Botswana’s low wages have also been pointed out as the problem in the health care system as the country is unable to attract specialists to work in Botswana. Botswana is also unable to retain its medical professionals due to limited incentives in allowances. Failing to rectify the current situation means Botswana will continue losing doctors to greener pastures as they remain the most sought after professionals in the world.


MP for Gaborone Bonnington South Ndaba Gaolathe advised the Ministry of Health to develop a method which they will use to measure preventative care to see if the ministry is achieving its objectives.  


Gaolathe advised that the ministry should also have an effective supply chain management which is critical in management of the drugs to ensure that the supply is adequate and reaches the destinations where they are needed. While Botswana has never short of drugs, it is common for some health posts, especially those in rural areas to go experience a shortage of drugs.

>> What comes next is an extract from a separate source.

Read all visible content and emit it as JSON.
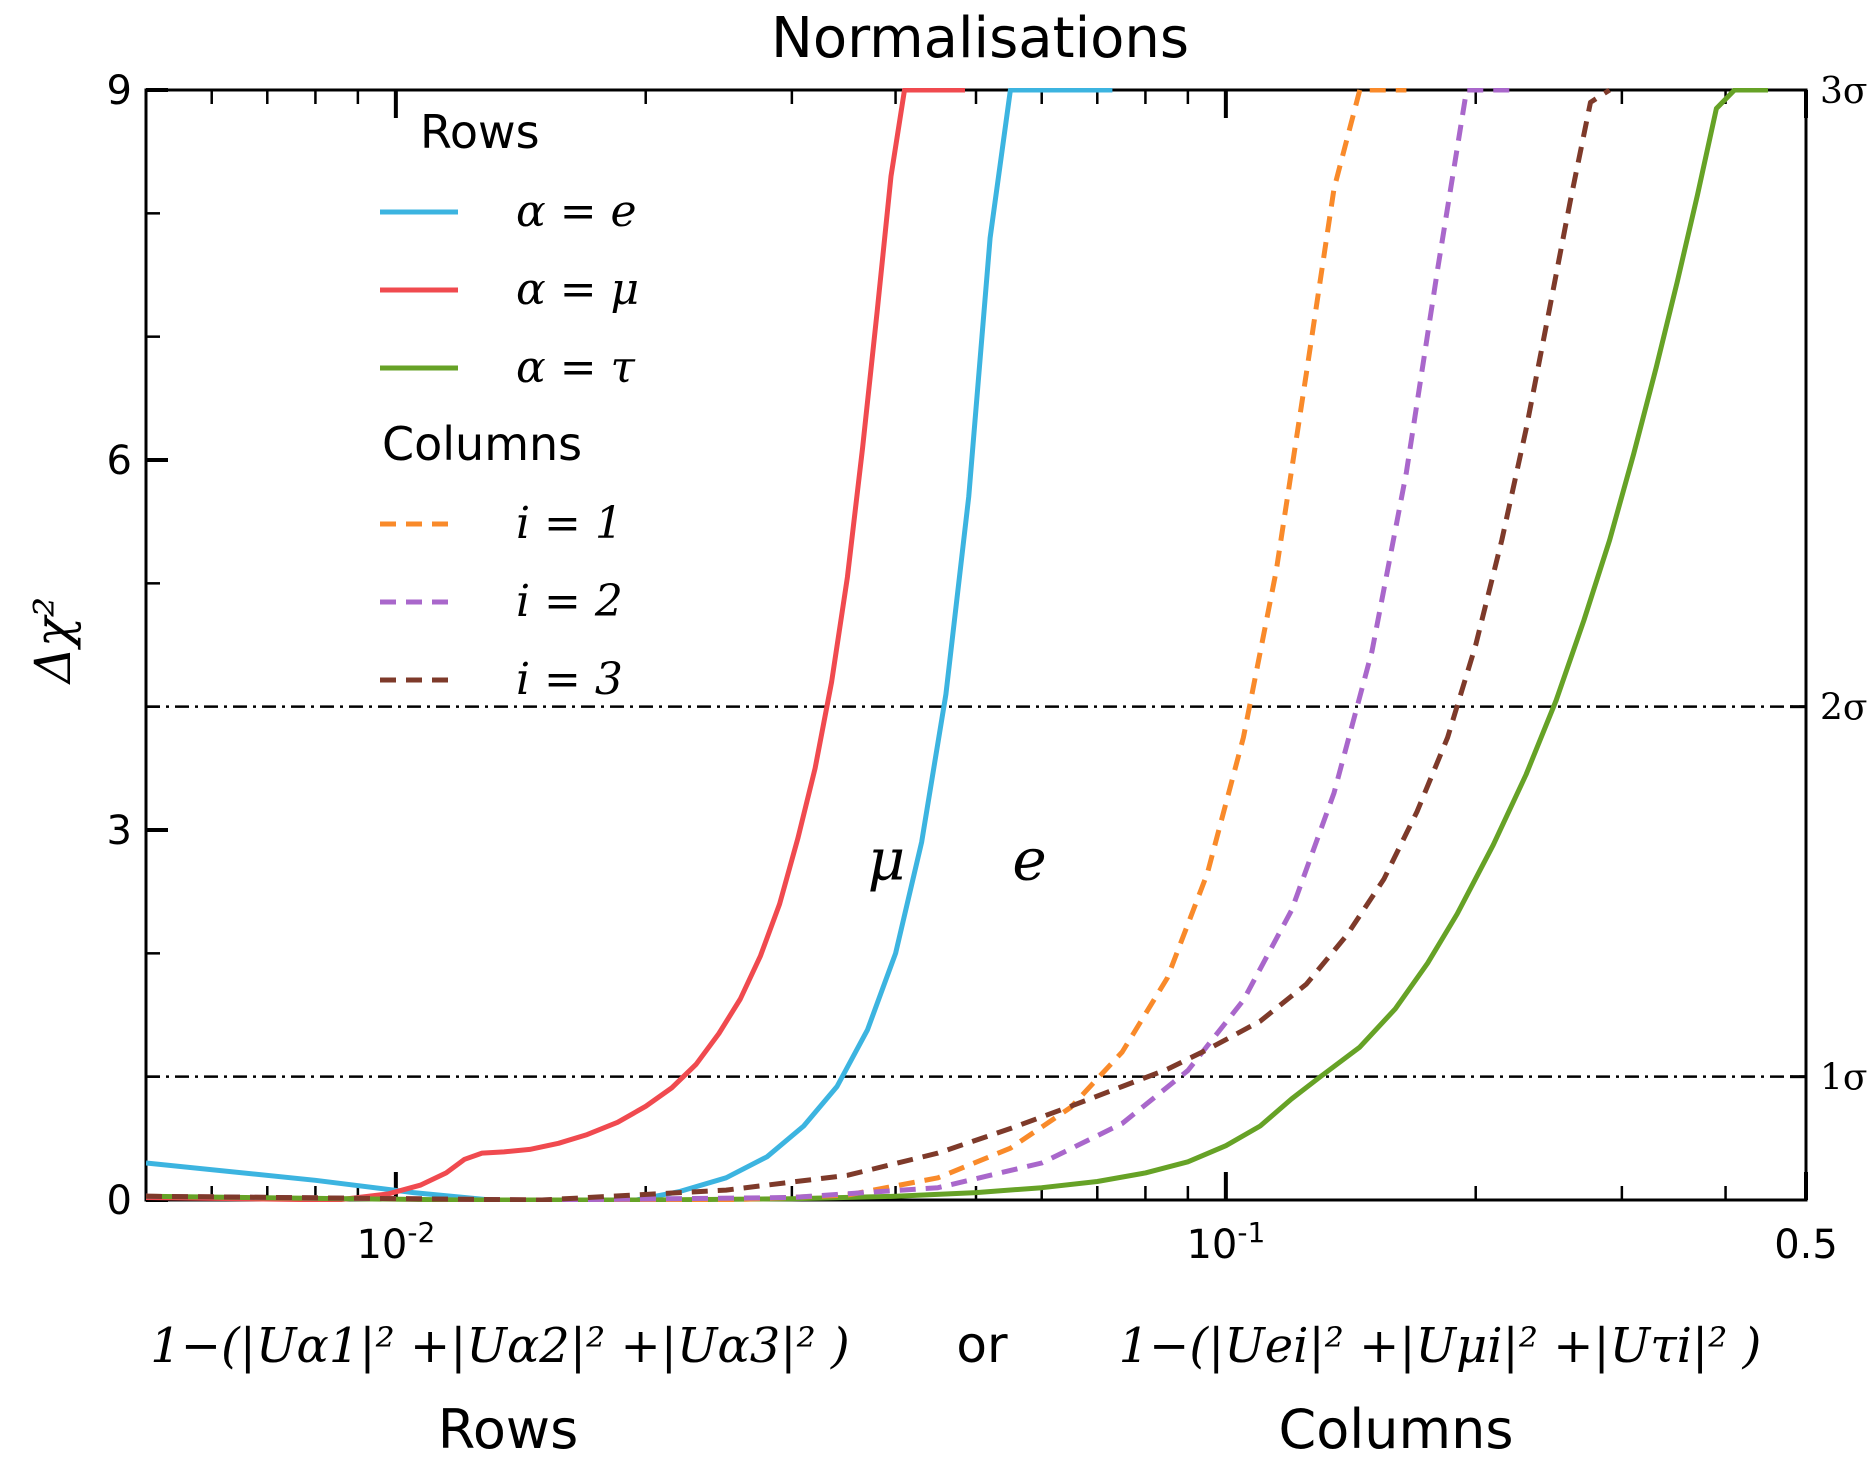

Botswana infant mortality rate remains one of highest in the world for an upper middle income country, with an average of 36 deaths per 1000 live births. While the mortality rate for children under 5 years is at 28%.
Banamile announced that the Ministry of Health is reverting to decentralisation and the District Health Management Teams (DHMT) will be given more authority in order to improve efficiency. The Acting PS contended that a lot of issues were overlooked a few years ago when other health services were centralised.  


The Ministry of Health will also seek an arrangement where health professionals will be de-linked from public service so that there are certain benefits which health professionals are able to access that are in line with international practices.


Parliament has previously rejected a motion by Dithapelo Keorapetse to consider delinking health workers from civil service and setting up an independent Health Commission to be in charge of the health sector.